Intrigued by these subtle clues, I decided to pry a bit further to see what other oddities I might find. So I had my CAD guy draw the outline of the curtain walls and the exterior wall of the moathouse (above) and transpose them to the dungeon level below. 


BELOW: Moathouse outlines transposed onto dungeon level
First off, notice that the stairs don't match up.  The stairs from area 13 Above that butted into the wall have now turned completely around in area 1 Below; a much more sensible arrangement to be sure.  And the stairs in the wall of the tower of area 7 Above seem to drop you into the room below from the ceiling of the strangely enlarged area 7 of the dungeon level.  And I'm not even going to get into the wide staircase from the bailey up to the Black Chamber (6 Above).

Although it seems pretty obvious that the dungeon level was intended to fit snugly into the footprint of the moathouse, for some reason the 5 zombie cells in area 4 and Lubash's quarters in 7 have expanded outward.  Why is that?  Could it be because Gygax wanted to make the secret door hidden in the south column of the torture chamber (5) that much harder to find?

Hear me out: If the columns in area 5 were the first columns encountered in the whole place, it wouldn't take an elf to smell something fishy; every old school gamer worth his beard would know something was up and spend the next several rounds/turns/days looking for traps, secret doors and lost lunch money around those pillars; resorting to mining operations if such were necessary.  So he made sure that PCs approaching from either access point to the dungeon level would already be inured to the presence of structural columns; pillars went up roughly every 20' through the level and what once stood out like a sore thumb became just one more finger in a pair of ordinary-looking gloves.
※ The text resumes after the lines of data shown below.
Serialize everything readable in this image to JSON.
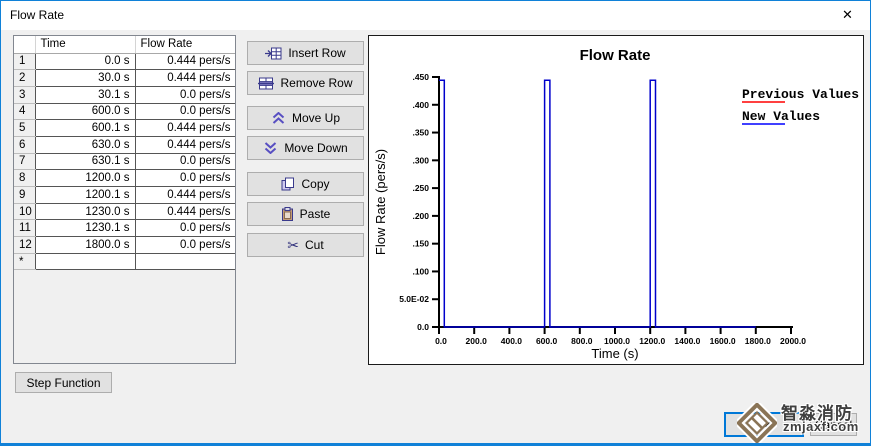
{
  "window": {
    "title": "Flow Rate",
    "close_icon": "✕"
  },
  "table": {
    "columns": [
      "Time",
      "Flow Rate"
    ],
    "rows": [
      {
        "n": "1",
        "time": "0.0 s",
        "flow": "0.444 pers/s"
      },
      {
        "n": "2",
        "time": "30.0 s",
        "flow": "0.444 pers/s"
      },
      {
        "n": "3",
        "time": "30.1 s",
        "flow": "0.0 pers/s"
      },
      {
        "n": "4",
        "time": "600.0 s",
        "flow": "0.0 pers/s"
      },
      {
        "n": "5",
        "time": "600.1 s",
        "flow": "0.444 pers/s"
      },
      {
        "n": "6",
        "time": "630.0 s",
        "flow": "0.444 pers/s"
      },
      {
        "n": "7",
        "time": "630.1 s",
        "flow": "0.0 pers/s"
      },
      {
        "n": "8",
        "time": "1200.0 s",
        "flow": "0.0 pers/s"
      },
      {
        "n": "9",
        "time": "1200.1 s",
        "flow": "0.444 pers/s"
      },
      {
        "n": "10",
        "time": "1230.0 s",
        "flow": "0.444 pers/s"
      },
      {
        "n": "11",
        "time": "1230.1 s",
        "flow": "0.0 pers/s"
      },
      {
        "n": "12",
        "time": "1800.0 s",
        "flow": "0.0 pers/s"
      },
      {
        "n": "*",
        "time": "",
        "flow": ""
      }
    ]
  },
  "buttons": {
    "insert": "Insert Row",
    "remove": "Remove Row",
    "move_up": "Move Up",
    "move_down": "Move Down",
    "copy": "Copy",
    "paste": "Paste",
    "cut": "Cut",
    "cut_icon": "✂",
    "step_function": "Step Function",
    "ok": "OK",
    "cancel": "Cancel"
  },
  "chart_data": {
    "type": "line",
    "title": "Flow Rate",
    "xlabel": "Time (s)",
    "ylabel": "Flow Rate (pers/s)",
    "xlim": [
      0,
      2000
    ],
    "ylim": [
      0,
      0.45
    ],
    "grid": false,
    "legend_position": "top-right",
    "xticks": {
      "values": [
        0,
        200,
        400,
        600,
        800,
        1000,
        1200,
        1400,
        1600,
        1800,
        2000
      ],
      "labels": [
        "0.0",
        "200.0",
        "400.0",
        "600.0",
        "800.0",
        "1000.0",
        "1200.0",
        "1400.0",
        "1600.0",
        "1800.0",
        "2000.0"
      ]
    },
    "yticks": {
      "values": [
        0,
        0.05,
        0.1,
        0.15,
        0.2,
        0.25,
        0.3,
        0.35,
        0.4,
        0.45
      ],
      "labels": [
        "0.0",
        "5.0E-02",
        ".100",
        ".150",
        ".200",
        ".250",
        ".300",
        ".350",
        ".400",
        ".450"
      ]
    },
    "series": [
      {
        "name": "New Values",
        "color": "#0000cc",
        "points": [
          [
            0,
            0.444
          ],
          [
            30,
            0.444
          ],
          [
            30.1,
            0
          ],
          [
            600,
            0
          ],
          [
            600.1,
            0.444
          ],
          [
            630,
            0.444
          ],
          [
            630.1,
            0
          ],
          [
            1200,
            0
          ],
          [
            1200.1,
            0.444
          ],
          [
            1230,
            0.444
          ],
          [
            1230.1,
            0
          ],
          [
            1800,
            0
          ]
        ]
      }
    ],
    "legend": [
      {
        "label": "Previous Values",
        "color": "#ff0000"
      },
      {
        "label": "New Values",
        "color": "#0000ff"
      }
    ]
  },
  "watermark": {
    "line1": "智淼消防",
    "line2": "zmjaxf.com"
  }
}
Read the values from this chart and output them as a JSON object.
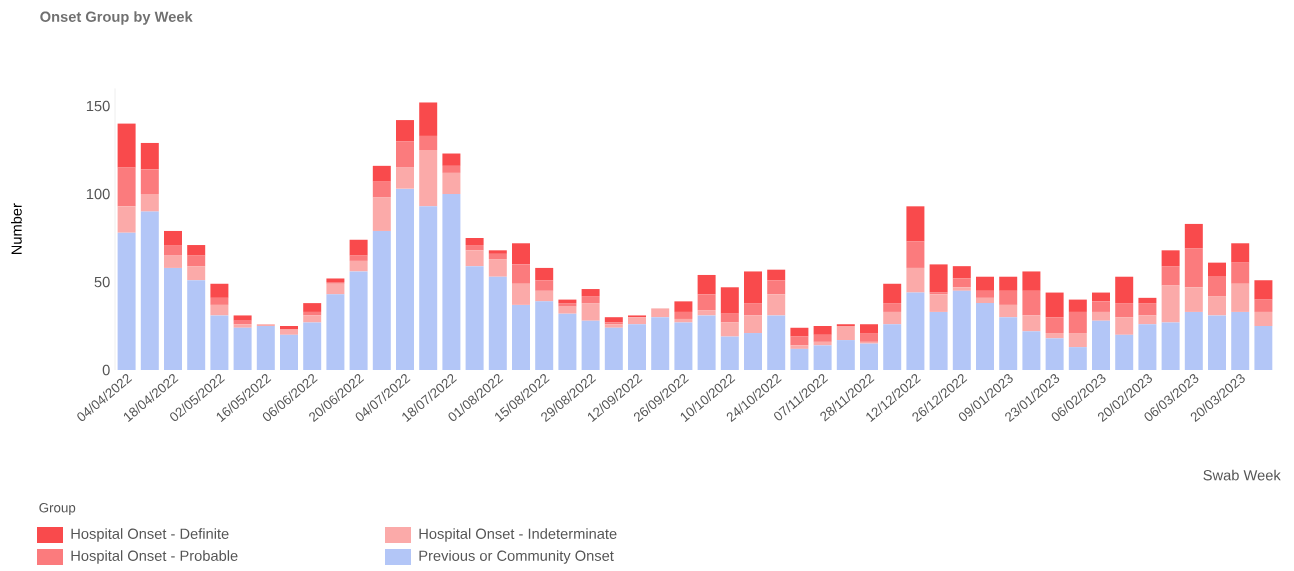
{
  "chart_data": {
    "type": "bar",
    "title": "Onset Group by Week",
    "xlabel": "Swab Week",
    "ylabel": "Number",
    "legend_title": "Group",
    "categories": [
      "04/04/2022",
      null,
      "18/04/2022",
      null,
      "02/05/2022",
      null,
      "16/05/2022",
      null,
      "06/06/2022",
      null,
      "20/06/2022",
      null,
      "04/07/2022",
      null,
      "18/07/2022",
      null,
      "01/08/2022",
      null,
      "15/08/2022",
      null,
      "29/08/2022",
      null,
      "12/09/2022",
      null,
      "26/09/2022",
      null,
      "10/10/2022",
      null,
      "24/10/2022",
      null,
      "07/11/2022",
      null,
      "28/11/2022",
      null,
      "12/12/2022",
      null,
      "26/12/2022",
      null,
      "09/01/2023",
      null,
      "23/01/2023",
      null,
      "06/02/2023",
      null,
      "20/02/2023",
      null,
      "06/03/2023",
      null,
      "20/03/2023",
      null
    ],
    "series": [
      {
        "name": "Previous or Community Onset",
        "color": "#b3c6f7",
        "values": [
          78,
          90,
          58,
          51,
          31,
          24,
          25,
          20,
          27,
          43,
          56,
          79,
          103,
          93,
          100,
          59,
          53,
          37,
          39,
          32,
          28,
          24,
          26,
          30,
          27,
          31,
          19,
          21,
          31,
          12,
          14,
          17,
          15,
          26,
          44,
          33,
          45,
          38,
          30,
          22,
          18,
          13,
          28,
          20,
          26,
          27,
          33,
          31,
          33,
          25
        ]
      },
      {
        "name": "Hospital Onset - Indeterminate",
        "color": "#fbaaa9",
        "values": [
          15,
          10,
          7,
          8,
          6,
          2,
          1,
          3,
          4,
          6,
          6,
          19,
          12,
          32,
          12,
          9,
          10,
          12,
          6,
          4,
          10,
          2,
          4,
          5,
          2,
          3,
          8,
          10,
          12,
          2,
          2,
          8,
          1,
          7,
          14,
          10,
          2,
          3,
          7,
          9,
          3,
          8,
          5,
          10,
          5,
          21,
          14,
          11,
          16,
          8
        ]
      },
      {
        "name": "Hospital Onset - Probable",
        "color": "#fb7b7d",
        "values": [
          22,
          14,
          6,
          6,
          4,
          2,
          0,
          0,
          2,
          1,
          3,
          9,
          15,
          8,
          4,
          3,
          3,
          11,
          6,
          2,
          4,
          1,
          0,
          0,
          4,
          9,
          5,
          7,
          8,
          5,
          4,
          0,
          5,
          5,
          15,
          1,
          5,
          4,
          8,
          14,
          9,
          12,
          6,
          8,
          7,
          11,
          22,
          11,
          12,
          7
        ]
      },
      {
        "name": "Hospital Onset - Definite",
        "color": "#f94a4c",
        "values": [
          25,
          15,
          8,
          6,
          8,
          3,
          0,
          2,
          5,
          2,
          9,
          9,
          12,
          19,
          7,
          4,
          2,
          12,
          7,
          2,
          4,
          3,
          1,
          0,
          6,
          11,
          15,
          18,
          6,
          5,
          5,
          1,
          5,
          11,
          20,
          16,
          7,
          8,
          8,
          11,
          14,
          7,
          5,
          15,
          3,
          9,
          14,
          8,
          11,
          11
        ]
      }
    ],
    "stacked": true,
    "ylim": [
      0,
      160
    ],
    "yticks": [
      0,
      50,
      100,
      150
    ],
    "legend": "bottom left"
  }
}
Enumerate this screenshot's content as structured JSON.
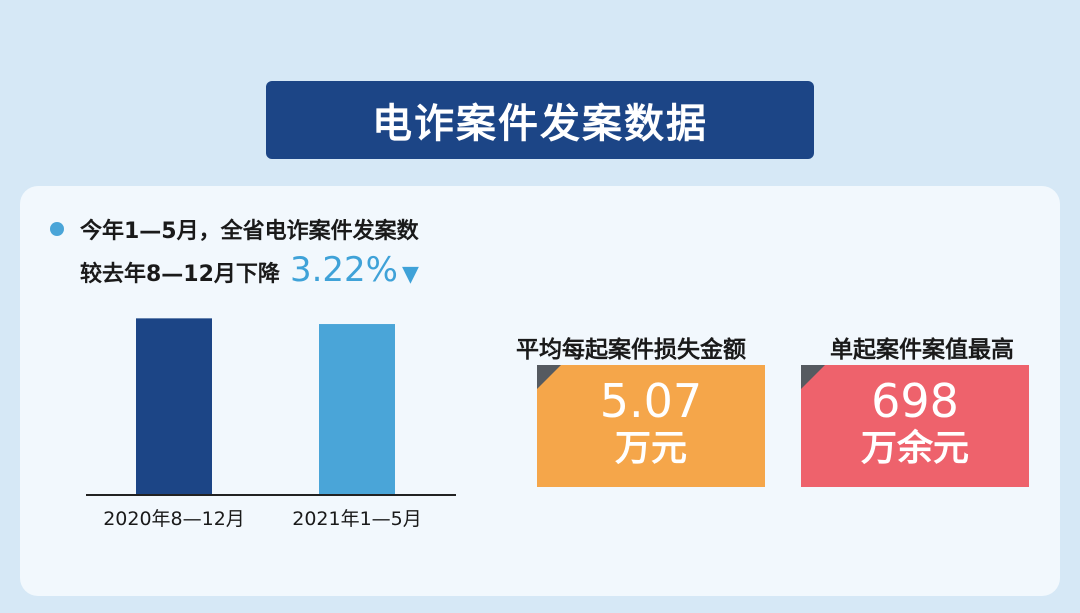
{
  "title": "电诈案件发案数据",
  "summary": {
    "line1": "今年1—5月，全省电诈案件发案数",
    "line2": "较去年8—12月下降",
    "percent": "3.22%",
    "arrow": "▼"
  },
  "colors": {
    "banner": "#1c4586",
    "bar_prev": "#1c4586",
    "bar_curr": "#4aa5d8",
    "accent": "#3fa2d8",
    "orange": "#f5a64a",
    "red": "#ee626c"
  },
  "chart_data": {
    "type": "bar",
    "categories": [
      "2020年8—12月",
      "2021年1—5月"
    ],
    "values": [
      100,
      96.78
    ],
    "ylim": [
      0,
      100
    ],
    "grid": false,
    "legend": "none"
  },
  "stats": [
    {
      "label": "平均每起案件损失金额",
      "value": "5.07",
      "unit": "万元"
    },
    {
      "label": "单起案件案值最高",
      "value": "698",
      "unit": "万余元"
    }
  ]
}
But pillars would look pretty suspicious in a 30' x 30' room (7) and downright tacky in a 10' wide corridor, so in order to accommodate these structural elements in an inconspicuous way, the dungeon engineer expanded  room 7 Below to a 40' x 40' square and widened the zombie corridor to a voluminous 20'  wide hallway at area 4.  The result: a much more pleasing pillar arrangement, but the curtain walls have been undercut and the zombie cells protrude out into the bailey. But, thankfully, fantasy adventure gamers are not too particular about these sorts of things, and no one ever noticed. 

Also of note: the east wing of the dungeon level does not extend all the way to the south curtain wall.  Too bad, because if it had gone that extra 10', there would have been exactly enough room for a sixth zombie cell to accommodate the last, homeless pair of zombies from area 4.  For those not in the know, the encounter at area 4 involves 12 zombies who are lurking in pairs in the chambers off the west side of the corridor.  Of course, anyone familiar with basic arithmetic will quickly notice that there are only enough cells for 10 zombies so arranged.  Some bloggers have taken this misstep and extrapolated vast and exaggerated conspiracy theories regarding the provenance of the V. of H. and other Gygax-penned dungeons, but we shan't deign to acknowledge those wingnuts here.

2 comments:

  1. The missing cell is just one piece of the puzzle! You can't ignore all the evidence! There are PEOPLE trying to cover this up!

    ReplyDelete
  2. Are you sure that they're people?